Library assistant Max lives a happy life in Berlin of reading, writing and occasionally clubbing (with dubious results on all three). This all changes when he decides to finally query the novel he has been working on for years, an epic fantasy of dragons and magic. Unfortunately, when he goes to the internet for help, he finds a mass of conflicting advice and complicated query rules that get him nowhere. Despairing, one night he uses an old summoning book to summon a demon from the depths of the library. The demon, Malificex, is one of the captains of hell, and makes him a deal: he will craft him the perfect query if he sells his soul for all eternity. Desperate, Max agrees. However, he immediately regrets it; and begins to look for ways to get out of the deal before his favourite agent, Dale Maker, closes for queries for the summer.


To get help, Max goes to his library writing group. This consists of Richard Bovax, a writer whose manuscript was rejected by publishers ten years ago and who has never got over it (and isn’t shy of telling people); Geoffrey Palmer, a blogger who hates the entire industry and posts hit pieces explaining why it’s terrible (while ignoring the issues with his own writing); and Lisa Loveless, who has been trying to get her PhD finished for ten years while not noticing that poor Max has a huge crush on her.


With time ticking away, Max must use the help of this newly assembled team of experts to outwit Malificex and save his query. But with only one week left, it soon becomes clear that they might not be able to save him from being sent to hell for eternity or, even worse, never receiving the spotlight his novel deserves.


GOOD EXAMPLE

Library assistant Max lives a happy life in Berlin, until the day he finally summons the courage to query his masterwork novel. Faced with a mass of conflicting advice on the internet, he summons a demon.

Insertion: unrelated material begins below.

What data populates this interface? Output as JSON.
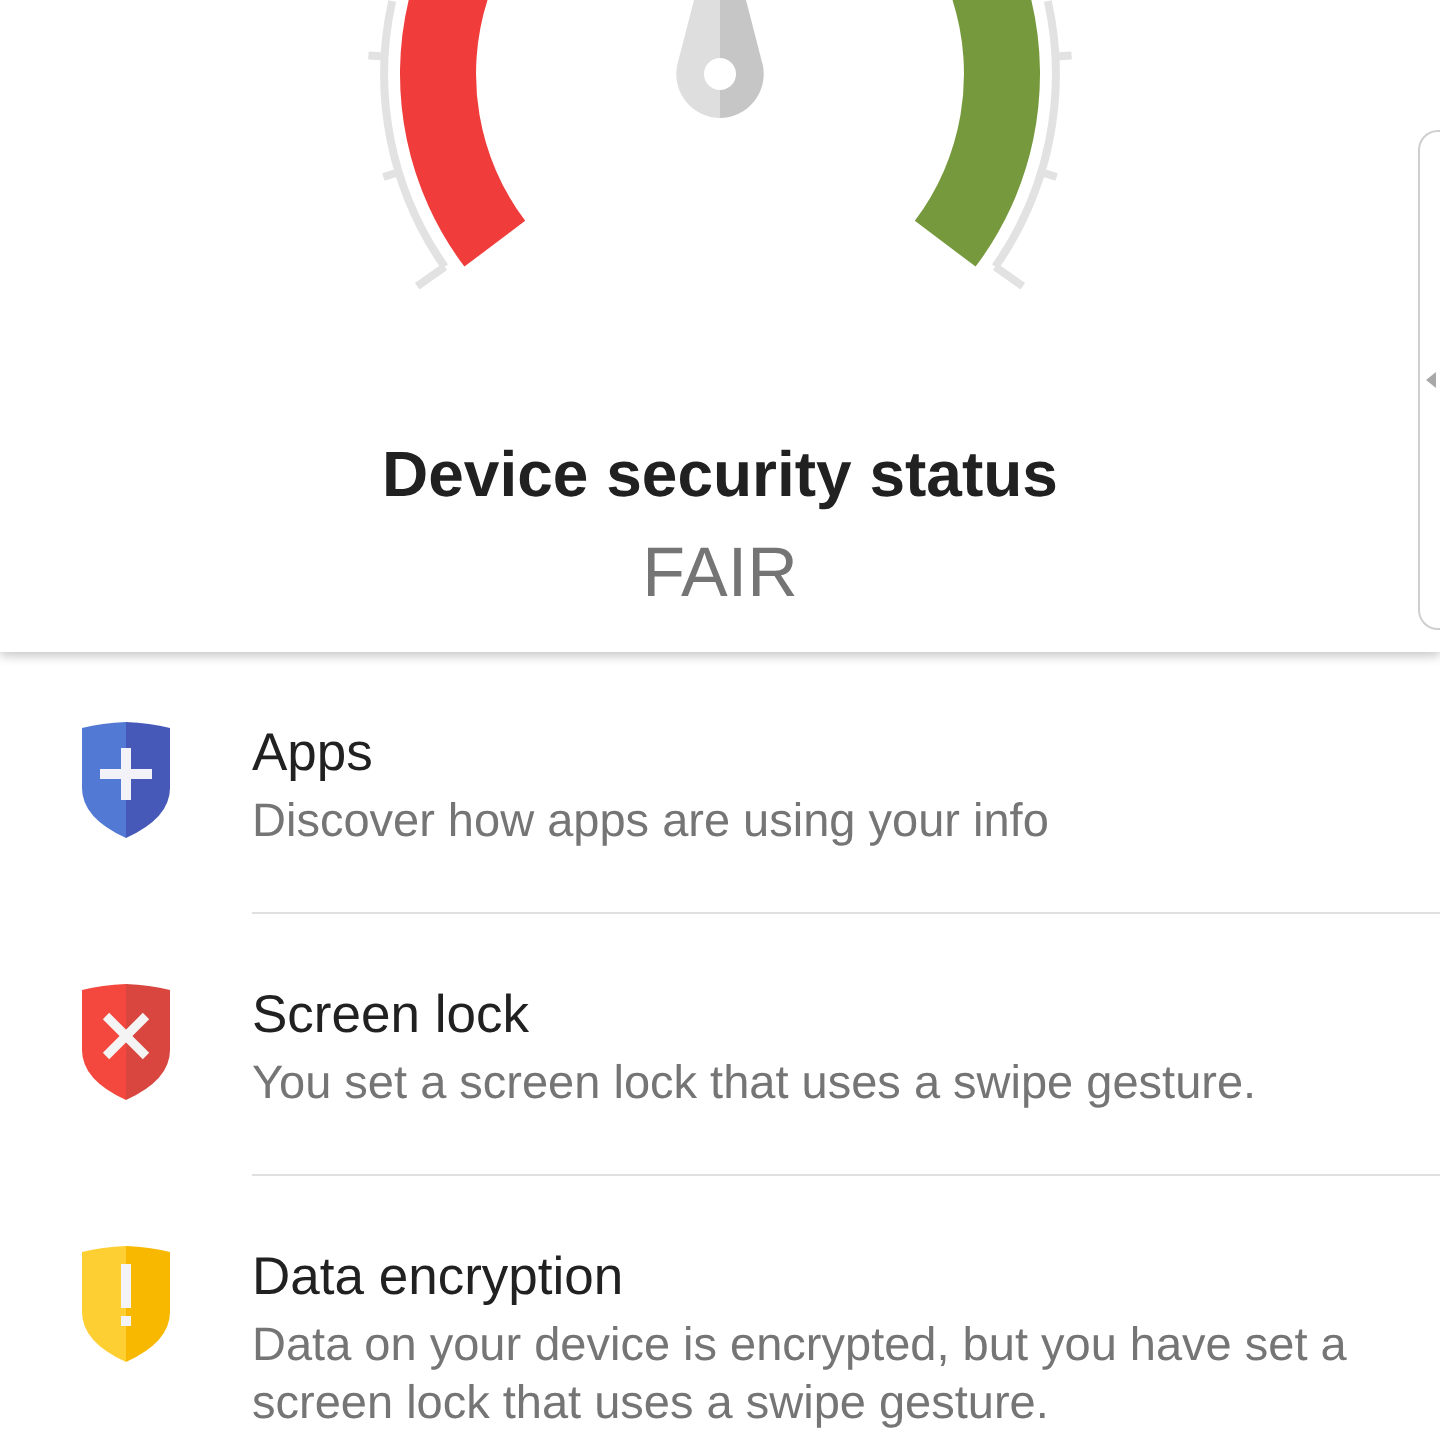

This comes with a price however – his eternal soul.


Regretting his deal, and with time running out before his dream agent closes for queries, Max seeks help from his library writing group, including a failed writer who sees this as his path to redemption, a blogger with his own axes to grind, and the eternal PhD student Max has a secret crush on.


But the clock is ticking, and if this motley crew of the ignored can’t best the spawn of Satan, then Max will face eternal damnation and, even worse, eternal unappreciation.